What have they done worse than you?
“Probably personality and having the features they built be cohesive.”
Which alternate model provider do you respect most?
“They’ve balanced first-party product development and an API that people use at scale as well.”
If you could rebuild the Anthropic product stack from scratch, what would you do differently?
“Simplify the information architecture so users don’t have to differentiate between projects, artifacts, and chats.”
What have you changed your mind on in the last 12 months?
“The importance of investing more in first-party products alongside our API offerings.”
What is a major technical or product challenge on the horizon in AI that no one’s talking about?
“Ensuring discernment and privacy in increasingly knowledgeable models, preventing them from revealing sensitive information.”

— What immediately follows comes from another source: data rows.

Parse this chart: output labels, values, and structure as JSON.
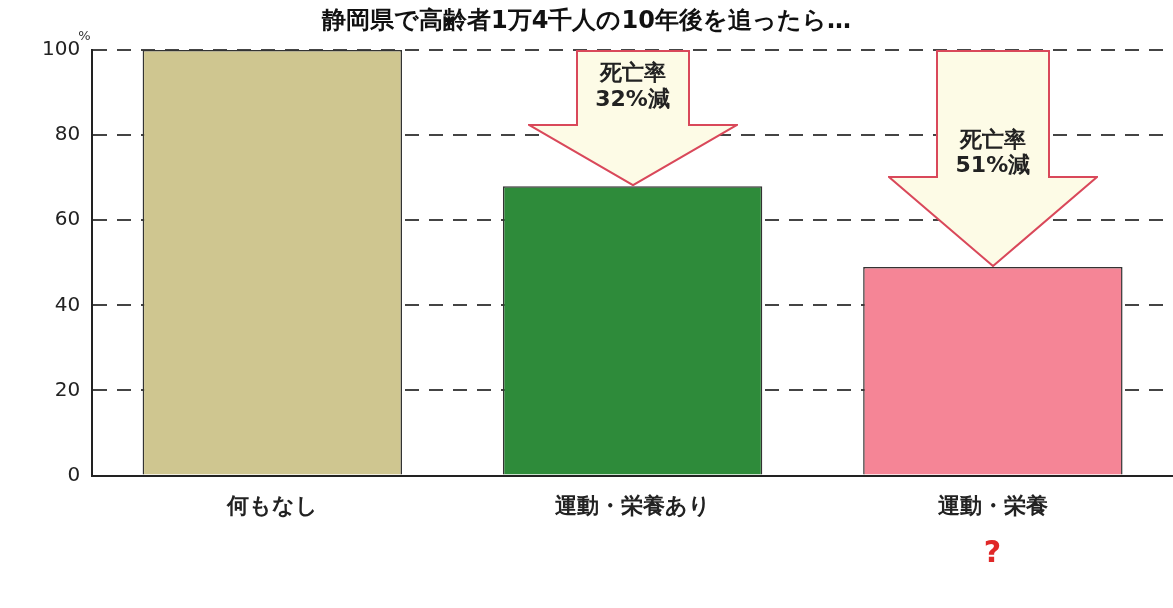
{
  "chart_data": {
    "type": "bar",
    "title": "静岡県で高齢者1万4千人の10年後を追ったら…",
    "ylabel": "%",
    "categories": [
      "何もなし",
      "運動・栄養あり",
      "運動・栄養"
    ],
    "values": [
      100,
      68,
      49
    ],
    "colors": [
      "#cfc690",
      "#2e8b3a",
      "#f58596"
    ],
    "ylim": [
      0,
      100
    ],
    "yticks": [
      0,
      20,
      40,
      60,
      80,
      100
    ],
    "grid": "y",
    "annotations": [
      "死亡率\n32%減",
      "死亡率\n51%減",
      "?"
    ]
  }
}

The episode with Mike Krieger provides invaluable insights into the future trajectory of AI, emphasizing the importance of specialized knowledge, thoughtful product design, and the delicate balance between rapid innovation and user stability. Mike's reflections on Anthropic's strategies, challenges, and the broader AI landscape offer a nuanced perspective for investors, entrepreneurs, and technologists navigating the rapidly evolving world of artificial intelligence.
Notable Quotes:
Mike Krieger [05:22]:
“The thing that's going to give you legs and be durable over the long run is being able to sell into those places, have something that you understand about those places uniquely, and then get better at being deployed there over time.”
Mike Krieger [07:56]:
“Don't wait around for the models to be perfect, be exploring in this space, be frustrated by the current generation of models, and then be very aggressively trying the next one so that you can feel like you can now finally deliver on the thing that you saw in your head.”
Mike Krieger [20:29]:
“You can't separate the two anymore. Designing a scaffold and a product around a fundamentally non-deterministic system means that model quality, prompting, and backend optimizations are direct components of product design.”
Mike Krieger [44:54]:
“The role ends up looking like being more of a manager and delegator to these things rather than just a partner in the loop.”
Mike Krieger [26:35]:
“Every time there's a model launch, I assume every one of those labs is either watching the launch stream or evaluating their next steps. It's about getting used to the bumpy ride.”
Mike Krieger [61:22]:
“AI is helping close the loop on drug discovery and clinical trials. For instance, Novo Nordisk uses Claude to complete clinical trial reports in 20 minutes instead of weeks.”
Note: Advertisements and non-content sections have been omitted to focus solely on the substantive discussion between Harry Stebbings and Mike Krieger.